New revelations from the sheep of Bo and Peep
The wiry fellow hauling clubs on this summer’s pro tour looked to be your average caddy: suede shoes, mottled spectacles, blue sun cap. But Paul Groll, 32, quietly claims to be an emissary from an ultrasecretive religious cult that is—quite literally—outlandish.
The cult sounds like a cross between the Book of Revelation and Arthur C. Clarke’s Childhood’s End. It was born in 1975 when a distinguished-looking couple held a series of West Coast meetings to announce that a spaceship would soon arrive to swoop up properly trained apostles into the “next level” of existence. The pair called themselves only “Bo and Peep” or—because of their claim to be the “two witnesses” of the End Times in Revelation II—”The Two.” With end-of-the-millennium enthusiasm, as many as 200 people forsook jobs and possessions, even spouses and children, and suddenly followed Bo and Peep into the wilderness.
Groll was among them. He had done an Army hitch, spent four years as an antique refinisher, been married and divorced before becoming a caddy. Why did the onetime Presbyterian believe in The Two? “I just felt drawn to them. You could feel the goodness.”
After the flock vanished, the press identified Bo as Marshall Herff Applewhite, a former music teacher at the University of St. Thomas, a Roman Catholic school in Houston, and choirmaster of an Episcopal church. Peep was formerly a Houston nurse named Bonnie Lu Nettles. In 1976 two University of Montana sociologists, Robert Balch and David Taylor, located the nomads’ wilderness camp and found it noncoercive but sometimes troubled by doubts.

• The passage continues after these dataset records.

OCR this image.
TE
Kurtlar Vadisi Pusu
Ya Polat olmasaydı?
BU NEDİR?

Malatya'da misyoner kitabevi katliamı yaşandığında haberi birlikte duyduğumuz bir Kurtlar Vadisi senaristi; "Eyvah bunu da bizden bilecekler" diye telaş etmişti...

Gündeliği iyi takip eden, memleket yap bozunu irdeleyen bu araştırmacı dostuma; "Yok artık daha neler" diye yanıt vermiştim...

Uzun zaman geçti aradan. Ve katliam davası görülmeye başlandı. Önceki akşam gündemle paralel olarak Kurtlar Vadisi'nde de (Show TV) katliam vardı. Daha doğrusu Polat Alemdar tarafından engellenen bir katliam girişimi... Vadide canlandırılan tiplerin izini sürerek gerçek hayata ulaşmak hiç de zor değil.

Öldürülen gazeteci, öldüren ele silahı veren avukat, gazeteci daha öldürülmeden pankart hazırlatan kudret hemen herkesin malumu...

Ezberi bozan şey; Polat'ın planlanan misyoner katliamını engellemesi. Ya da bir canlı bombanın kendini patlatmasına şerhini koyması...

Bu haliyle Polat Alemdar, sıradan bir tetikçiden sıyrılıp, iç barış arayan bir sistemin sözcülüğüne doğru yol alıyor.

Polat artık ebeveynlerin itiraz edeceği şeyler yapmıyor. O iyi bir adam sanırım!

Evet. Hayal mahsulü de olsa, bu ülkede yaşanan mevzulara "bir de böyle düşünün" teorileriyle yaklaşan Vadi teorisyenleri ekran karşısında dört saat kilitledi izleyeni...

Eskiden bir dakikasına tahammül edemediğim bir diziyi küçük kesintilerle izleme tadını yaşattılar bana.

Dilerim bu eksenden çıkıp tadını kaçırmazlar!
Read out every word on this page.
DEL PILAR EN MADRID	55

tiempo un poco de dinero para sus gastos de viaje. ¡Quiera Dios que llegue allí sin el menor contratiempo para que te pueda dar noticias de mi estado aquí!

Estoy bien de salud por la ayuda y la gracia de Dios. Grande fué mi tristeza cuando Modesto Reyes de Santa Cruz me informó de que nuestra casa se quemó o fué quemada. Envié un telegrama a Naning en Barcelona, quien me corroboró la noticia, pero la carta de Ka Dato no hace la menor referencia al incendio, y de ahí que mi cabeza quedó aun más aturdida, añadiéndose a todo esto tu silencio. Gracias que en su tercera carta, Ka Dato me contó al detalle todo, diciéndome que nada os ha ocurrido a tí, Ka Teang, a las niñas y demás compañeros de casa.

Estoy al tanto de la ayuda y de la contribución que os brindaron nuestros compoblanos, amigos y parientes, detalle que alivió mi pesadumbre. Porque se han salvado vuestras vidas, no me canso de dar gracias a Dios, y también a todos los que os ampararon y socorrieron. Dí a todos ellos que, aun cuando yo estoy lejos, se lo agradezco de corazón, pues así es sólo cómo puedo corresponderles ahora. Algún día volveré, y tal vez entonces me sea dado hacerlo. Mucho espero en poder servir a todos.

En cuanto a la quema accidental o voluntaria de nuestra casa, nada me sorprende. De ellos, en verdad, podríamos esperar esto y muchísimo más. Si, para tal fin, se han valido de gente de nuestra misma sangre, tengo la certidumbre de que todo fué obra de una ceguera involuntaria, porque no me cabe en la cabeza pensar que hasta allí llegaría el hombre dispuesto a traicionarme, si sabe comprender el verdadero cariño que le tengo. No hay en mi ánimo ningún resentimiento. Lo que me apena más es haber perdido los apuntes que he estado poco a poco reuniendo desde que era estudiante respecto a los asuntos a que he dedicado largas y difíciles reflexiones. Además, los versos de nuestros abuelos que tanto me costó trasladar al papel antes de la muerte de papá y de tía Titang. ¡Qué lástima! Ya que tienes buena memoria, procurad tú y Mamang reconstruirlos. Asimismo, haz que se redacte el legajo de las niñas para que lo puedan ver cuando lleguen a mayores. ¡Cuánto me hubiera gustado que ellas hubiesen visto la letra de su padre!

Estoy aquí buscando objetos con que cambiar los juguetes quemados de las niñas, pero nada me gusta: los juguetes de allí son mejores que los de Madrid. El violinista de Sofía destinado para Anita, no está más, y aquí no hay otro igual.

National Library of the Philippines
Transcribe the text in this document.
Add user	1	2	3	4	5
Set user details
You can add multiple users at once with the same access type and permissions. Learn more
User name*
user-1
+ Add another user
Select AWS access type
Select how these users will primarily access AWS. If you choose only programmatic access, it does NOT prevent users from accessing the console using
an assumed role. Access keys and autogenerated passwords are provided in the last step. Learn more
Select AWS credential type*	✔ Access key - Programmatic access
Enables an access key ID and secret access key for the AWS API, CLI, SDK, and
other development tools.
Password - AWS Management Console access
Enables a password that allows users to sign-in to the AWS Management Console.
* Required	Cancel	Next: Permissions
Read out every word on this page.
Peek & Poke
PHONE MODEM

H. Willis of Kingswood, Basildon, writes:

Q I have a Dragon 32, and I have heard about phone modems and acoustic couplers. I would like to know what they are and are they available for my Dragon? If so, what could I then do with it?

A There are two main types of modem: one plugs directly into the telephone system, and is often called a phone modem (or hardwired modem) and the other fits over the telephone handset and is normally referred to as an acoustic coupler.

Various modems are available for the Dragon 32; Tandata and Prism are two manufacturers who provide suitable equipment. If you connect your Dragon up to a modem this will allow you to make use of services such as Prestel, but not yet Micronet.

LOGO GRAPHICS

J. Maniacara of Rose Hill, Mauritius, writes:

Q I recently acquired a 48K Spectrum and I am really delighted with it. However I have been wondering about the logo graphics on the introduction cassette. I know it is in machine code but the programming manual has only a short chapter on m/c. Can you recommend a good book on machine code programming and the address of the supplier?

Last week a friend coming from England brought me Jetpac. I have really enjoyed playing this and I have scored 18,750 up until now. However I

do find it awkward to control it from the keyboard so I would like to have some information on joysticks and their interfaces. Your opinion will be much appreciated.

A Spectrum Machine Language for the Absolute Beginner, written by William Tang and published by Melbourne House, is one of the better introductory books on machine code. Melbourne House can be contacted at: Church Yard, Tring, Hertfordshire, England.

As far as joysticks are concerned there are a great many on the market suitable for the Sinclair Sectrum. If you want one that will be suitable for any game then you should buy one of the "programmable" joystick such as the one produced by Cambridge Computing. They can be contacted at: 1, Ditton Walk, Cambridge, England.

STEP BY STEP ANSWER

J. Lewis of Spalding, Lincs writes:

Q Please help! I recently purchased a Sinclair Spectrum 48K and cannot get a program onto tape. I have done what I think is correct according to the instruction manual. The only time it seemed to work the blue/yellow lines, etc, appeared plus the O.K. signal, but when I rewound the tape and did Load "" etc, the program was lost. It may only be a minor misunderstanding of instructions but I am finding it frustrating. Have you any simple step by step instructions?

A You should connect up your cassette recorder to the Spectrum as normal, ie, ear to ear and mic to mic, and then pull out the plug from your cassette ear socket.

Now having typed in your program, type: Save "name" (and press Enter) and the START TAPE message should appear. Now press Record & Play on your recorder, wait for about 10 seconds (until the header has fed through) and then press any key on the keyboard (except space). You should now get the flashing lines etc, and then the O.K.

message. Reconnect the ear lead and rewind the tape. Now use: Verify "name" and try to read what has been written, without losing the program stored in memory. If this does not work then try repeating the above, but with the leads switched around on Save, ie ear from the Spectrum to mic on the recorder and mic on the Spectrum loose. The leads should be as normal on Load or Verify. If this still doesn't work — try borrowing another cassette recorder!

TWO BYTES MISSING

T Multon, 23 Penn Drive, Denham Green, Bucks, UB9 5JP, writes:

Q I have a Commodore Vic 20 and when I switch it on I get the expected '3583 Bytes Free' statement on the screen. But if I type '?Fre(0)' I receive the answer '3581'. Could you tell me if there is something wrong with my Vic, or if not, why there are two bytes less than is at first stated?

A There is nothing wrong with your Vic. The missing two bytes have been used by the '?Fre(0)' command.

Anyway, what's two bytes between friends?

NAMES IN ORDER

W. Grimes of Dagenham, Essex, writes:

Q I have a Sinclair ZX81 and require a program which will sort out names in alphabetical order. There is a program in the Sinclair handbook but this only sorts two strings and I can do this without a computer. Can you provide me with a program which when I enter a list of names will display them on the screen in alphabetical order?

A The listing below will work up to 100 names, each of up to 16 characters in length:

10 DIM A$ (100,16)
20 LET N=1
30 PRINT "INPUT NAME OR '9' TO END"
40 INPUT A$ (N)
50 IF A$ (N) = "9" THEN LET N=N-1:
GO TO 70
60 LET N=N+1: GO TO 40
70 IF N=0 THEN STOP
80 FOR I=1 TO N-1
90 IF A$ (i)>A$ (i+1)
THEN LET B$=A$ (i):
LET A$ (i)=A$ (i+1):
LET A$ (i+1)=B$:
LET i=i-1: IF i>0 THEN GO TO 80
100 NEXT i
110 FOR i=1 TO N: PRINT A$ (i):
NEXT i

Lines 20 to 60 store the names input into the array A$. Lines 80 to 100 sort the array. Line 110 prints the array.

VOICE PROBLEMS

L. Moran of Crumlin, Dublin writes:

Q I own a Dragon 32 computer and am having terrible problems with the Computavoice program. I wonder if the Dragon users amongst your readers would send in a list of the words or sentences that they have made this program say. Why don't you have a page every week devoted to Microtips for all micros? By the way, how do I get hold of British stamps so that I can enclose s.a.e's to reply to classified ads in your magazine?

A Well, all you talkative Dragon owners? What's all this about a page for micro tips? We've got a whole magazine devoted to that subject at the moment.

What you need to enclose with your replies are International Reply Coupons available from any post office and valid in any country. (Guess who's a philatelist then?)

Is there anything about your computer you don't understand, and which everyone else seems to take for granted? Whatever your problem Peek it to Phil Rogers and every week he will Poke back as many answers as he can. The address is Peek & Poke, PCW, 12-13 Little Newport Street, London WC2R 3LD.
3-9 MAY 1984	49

The group is still camping out. Groll’s account of life there cannot be corroborated because he “promised” Bo and Peep not to reveal the location. He says only that there are about four dozen people, and that they are normally encamped in the Wyoming Rockies, moving to a ranch in northern Texas when the snows come. Unarmed sentries guard the perimeter of the compound to fend off outsiders. As Groll tells it, the relaxed life-style that the sociologists found seems to have changed drastically. Even with today’s can-you-top-this cult scene, his account of training for life in outer space is remarkable. Each minute, 24 hours a day, a musical beep sounds across the camp from a command tent (“Central”). During the day, at twelve-beep intervals, the disciples check Central for their next task. Among their duties: camp chores, perimeter guarding and stints as “rotating eyes” (monitoring campers’ conduct and reporting violations).
Bo and Peep have “thousands of rules,” reports Groll, but “they never force anyone to do anything.” During one three-month phase, members constantly wore hoods over their heads and peered out through mirrored eye slits. The usual uniform is a brightly colored windbreaker over a jumpsuit. Gloves are worn at all times. Members can say yes, no or “I don’t know” but otherwise communicate only by written messages. They study the Bible, forswear sex, drugs and alcohol. They are, however, permitted to watch TV newscasts and read newspapers to emphasize the differences between the values of the camp and the outside world. The newspaper obituaries, stock market reports and sports pages are clipped out because they are considered distracting.
At the two daily meals (called “lab experiments”) a blackboard in the dining tent lists “formulas” that specify the menu (PA for potatoes, CA for cake). The food must be consumed with meticulous care to reduce noise. Bo and Peep usually shop for food and supplies personally. They always pay cash, once explaining to cult members, Groll recalls, that we “didn’t have any need to wonder” about money.
Much time is spent on an eye exercise in which Bo-and-Peepers concentrate on a single object for up to an hour. They are “out of orbit” (i.e., exempt from the twelve-minute work cycles) for this, and for lectures by Bo and Peep. The Two proclaim that Bo has been Jesus, Elijah and Moses in his former lives. The spacecraft is imminently expected. It will carry believers to an enigmatic “garden” where they will get “energy” from their coequal, the King of Kings, alias Chief of Chiefs, the god who created planet earth. Believers will live eternally in hairless, toothless bodies that are free of disease and decay. Groll scoffs about possible parallels between the camp discipline and the tragic end of Jonestown: “Anyone can walk away. We just have to turn from a caterpillar into a butterfly and then we’ll be ready to leave.”
Groll got an honorable discharge from the U.S. Army. He has not sought money for his strange revelations. He was always a rootless man, according to Toledo Lawyer Sheldon Slaybod, a friend who knew him before the conversion. The years in the wilds have not changed him much, says Slaybod, “although he’s a lot more at peace with himself.”
Groll claims that Bo and Peep decided to have him come out of hiding for a while and tell his story. Consequently he regards his workaday life as temporary. “If I felt they were calling,” he says flatly, “I would go back. They’re still putting out vibrations and sending me a lot of positive energy.” If the call does not come earlier, he expects to meet up with his companions when that rescue spaceship arrives and flies them away to the eternal garden.